David Finkelhor and his colleagues looked at data from the National Survey of Children’s Exposure to Violence, a 2011 US national survey about the experiences of children aged 0-17 years. The survey was collected through telephone interviews with kids 10-17 and with caregivers for younger children. And, yes, this means that the rates of assault are likely under-reported for the younger kids.
What they found was that
Two-fifths (41.2%) of children and youth experienced a physical assault in the last year, and 1 in 10 (10.1%) experienced an assault-related injury. Two percent experienced sexual assault or sexual abuse in the last year, but the rate was 10.7% for girls aged 14 to 17 years. More than 1 in 10 (13.7%) experienced maltreatment by a caregiver, including 3.7% who experienced physical abuse.

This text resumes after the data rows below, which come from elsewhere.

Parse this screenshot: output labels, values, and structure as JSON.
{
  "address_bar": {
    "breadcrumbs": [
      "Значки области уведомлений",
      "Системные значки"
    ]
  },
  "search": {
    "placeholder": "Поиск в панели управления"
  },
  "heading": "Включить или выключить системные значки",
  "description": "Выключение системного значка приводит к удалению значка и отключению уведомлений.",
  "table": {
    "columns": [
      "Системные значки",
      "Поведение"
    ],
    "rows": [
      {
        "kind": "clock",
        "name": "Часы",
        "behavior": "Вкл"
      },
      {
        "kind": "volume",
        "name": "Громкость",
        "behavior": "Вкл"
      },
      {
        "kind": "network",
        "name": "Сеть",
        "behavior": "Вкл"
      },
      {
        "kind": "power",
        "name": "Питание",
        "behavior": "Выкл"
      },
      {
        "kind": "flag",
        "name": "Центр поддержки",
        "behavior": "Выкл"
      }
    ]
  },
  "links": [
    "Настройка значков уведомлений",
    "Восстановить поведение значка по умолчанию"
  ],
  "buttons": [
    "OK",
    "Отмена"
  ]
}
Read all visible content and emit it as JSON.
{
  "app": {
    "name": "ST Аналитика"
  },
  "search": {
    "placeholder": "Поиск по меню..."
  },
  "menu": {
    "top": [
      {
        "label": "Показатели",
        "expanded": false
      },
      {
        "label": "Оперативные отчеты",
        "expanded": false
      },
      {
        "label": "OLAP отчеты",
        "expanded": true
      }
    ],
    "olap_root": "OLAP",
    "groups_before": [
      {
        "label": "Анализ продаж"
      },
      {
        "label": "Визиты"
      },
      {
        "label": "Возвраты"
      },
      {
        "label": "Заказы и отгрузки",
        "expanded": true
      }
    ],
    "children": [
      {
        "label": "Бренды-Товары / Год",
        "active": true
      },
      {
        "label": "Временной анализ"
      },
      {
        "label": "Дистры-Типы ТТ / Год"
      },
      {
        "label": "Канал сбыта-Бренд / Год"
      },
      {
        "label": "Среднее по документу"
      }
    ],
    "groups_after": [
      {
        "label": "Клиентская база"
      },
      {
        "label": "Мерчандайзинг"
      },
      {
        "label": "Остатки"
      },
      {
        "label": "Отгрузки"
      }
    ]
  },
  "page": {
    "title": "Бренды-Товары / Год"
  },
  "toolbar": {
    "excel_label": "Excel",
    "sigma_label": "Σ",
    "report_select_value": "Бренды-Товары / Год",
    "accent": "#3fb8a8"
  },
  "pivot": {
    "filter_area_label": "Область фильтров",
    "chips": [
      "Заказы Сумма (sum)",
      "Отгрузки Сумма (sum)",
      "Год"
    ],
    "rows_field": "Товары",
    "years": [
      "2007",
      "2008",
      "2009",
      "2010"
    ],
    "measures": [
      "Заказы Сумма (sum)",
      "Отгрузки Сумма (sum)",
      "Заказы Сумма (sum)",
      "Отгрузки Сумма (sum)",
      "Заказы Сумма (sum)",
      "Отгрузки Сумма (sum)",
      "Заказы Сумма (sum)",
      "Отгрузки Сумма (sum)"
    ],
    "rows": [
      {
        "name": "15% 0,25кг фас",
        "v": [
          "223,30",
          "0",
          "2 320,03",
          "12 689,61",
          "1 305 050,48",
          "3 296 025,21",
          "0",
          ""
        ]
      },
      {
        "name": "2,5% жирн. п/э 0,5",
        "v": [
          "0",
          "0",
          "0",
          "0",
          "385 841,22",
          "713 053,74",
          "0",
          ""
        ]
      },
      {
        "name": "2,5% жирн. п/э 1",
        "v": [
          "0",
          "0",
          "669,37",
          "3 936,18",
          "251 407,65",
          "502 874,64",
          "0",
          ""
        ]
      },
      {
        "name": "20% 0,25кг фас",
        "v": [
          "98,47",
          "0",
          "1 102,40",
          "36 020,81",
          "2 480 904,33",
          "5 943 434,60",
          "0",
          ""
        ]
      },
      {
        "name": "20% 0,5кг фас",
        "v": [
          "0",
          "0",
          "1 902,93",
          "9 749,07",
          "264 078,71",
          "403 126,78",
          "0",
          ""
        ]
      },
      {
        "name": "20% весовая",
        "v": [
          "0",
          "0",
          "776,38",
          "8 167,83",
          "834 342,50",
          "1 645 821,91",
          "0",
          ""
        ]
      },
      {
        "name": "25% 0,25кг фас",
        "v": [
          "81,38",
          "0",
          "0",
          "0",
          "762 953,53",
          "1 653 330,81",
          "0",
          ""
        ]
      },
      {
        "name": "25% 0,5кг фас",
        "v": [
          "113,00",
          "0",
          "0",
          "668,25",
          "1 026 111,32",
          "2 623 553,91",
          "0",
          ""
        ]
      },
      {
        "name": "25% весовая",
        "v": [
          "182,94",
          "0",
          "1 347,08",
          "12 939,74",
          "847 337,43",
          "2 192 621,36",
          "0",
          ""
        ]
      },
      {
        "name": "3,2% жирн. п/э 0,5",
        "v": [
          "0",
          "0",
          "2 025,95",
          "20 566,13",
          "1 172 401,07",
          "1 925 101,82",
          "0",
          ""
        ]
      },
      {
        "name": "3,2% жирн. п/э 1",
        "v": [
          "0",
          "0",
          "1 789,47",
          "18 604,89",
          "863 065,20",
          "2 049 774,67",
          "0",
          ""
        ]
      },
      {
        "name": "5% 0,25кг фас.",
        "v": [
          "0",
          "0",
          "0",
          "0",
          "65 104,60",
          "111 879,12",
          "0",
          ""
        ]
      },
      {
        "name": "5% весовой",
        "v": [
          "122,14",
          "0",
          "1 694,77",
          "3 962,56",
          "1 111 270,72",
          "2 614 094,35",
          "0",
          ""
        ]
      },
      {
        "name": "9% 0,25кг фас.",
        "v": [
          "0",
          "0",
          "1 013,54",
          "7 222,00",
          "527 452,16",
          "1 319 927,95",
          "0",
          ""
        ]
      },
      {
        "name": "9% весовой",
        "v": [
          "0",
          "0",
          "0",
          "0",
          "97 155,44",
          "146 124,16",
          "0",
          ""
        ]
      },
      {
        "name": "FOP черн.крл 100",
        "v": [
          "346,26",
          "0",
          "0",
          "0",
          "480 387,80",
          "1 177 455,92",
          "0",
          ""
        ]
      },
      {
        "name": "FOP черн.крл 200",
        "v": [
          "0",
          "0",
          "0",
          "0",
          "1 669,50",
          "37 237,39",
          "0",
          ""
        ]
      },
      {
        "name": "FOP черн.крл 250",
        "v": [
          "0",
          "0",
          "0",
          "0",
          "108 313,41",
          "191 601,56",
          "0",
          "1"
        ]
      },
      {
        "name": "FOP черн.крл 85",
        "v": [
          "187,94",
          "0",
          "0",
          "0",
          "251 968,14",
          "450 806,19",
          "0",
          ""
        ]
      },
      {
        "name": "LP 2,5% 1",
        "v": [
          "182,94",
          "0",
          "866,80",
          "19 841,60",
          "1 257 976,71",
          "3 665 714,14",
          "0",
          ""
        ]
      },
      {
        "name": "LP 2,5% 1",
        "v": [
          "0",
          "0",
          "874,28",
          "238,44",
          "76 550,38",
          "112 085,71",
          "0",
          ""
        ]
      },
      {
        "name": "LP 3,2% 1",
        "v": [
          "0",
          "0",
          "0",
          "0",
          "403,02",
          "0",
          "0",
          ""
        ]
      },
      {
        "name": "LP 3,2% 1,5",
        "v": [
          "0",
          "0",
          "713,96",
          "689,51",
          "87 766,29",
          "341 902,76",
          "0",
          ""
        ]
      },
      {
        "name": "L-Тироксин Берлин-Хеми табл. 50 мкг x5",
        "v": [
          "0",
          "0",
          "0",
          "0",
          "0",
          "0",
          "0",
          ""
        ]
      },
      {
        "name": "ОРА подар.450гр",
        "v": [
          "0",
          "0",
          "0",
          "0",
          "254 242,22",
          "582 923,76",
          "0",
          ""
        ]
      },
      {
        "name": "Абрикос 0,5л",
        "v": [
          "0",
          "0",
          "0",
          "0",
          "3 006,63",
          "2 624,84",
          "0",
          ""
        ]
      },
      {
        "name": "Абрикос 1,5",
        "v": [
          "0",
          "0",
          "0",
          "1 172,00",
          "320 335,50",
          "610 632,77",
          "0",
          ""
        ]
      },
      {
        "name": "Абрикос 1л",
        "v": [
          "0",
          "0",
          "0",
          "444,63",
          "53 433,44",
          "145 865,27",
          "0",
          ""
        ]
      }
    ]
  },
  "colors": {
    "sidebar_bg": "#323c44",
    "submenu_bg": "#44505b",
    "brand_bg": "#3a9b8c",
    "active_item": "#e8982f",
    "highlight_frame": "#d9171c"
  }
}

There is no perfect way to measure the incidence of the exposure of children to violence. It’s possible that respondents may have under- or over-stated their experience. The response rate for the survey was 40%. This is good for a modern survey, but clearly the results could have been affected by selection bias.
Nevertheless, these results are distressing if they are even roughly correct. I know something about this literature and I was still surprised. There’s lots to say about what we might be able to do to reduce children’s exposure to violence and the research that needs to be done to prove that we can reduce it. The first step, however, is to get this fact clearly in mind: Physical and sexual assaults are common experiences for American children.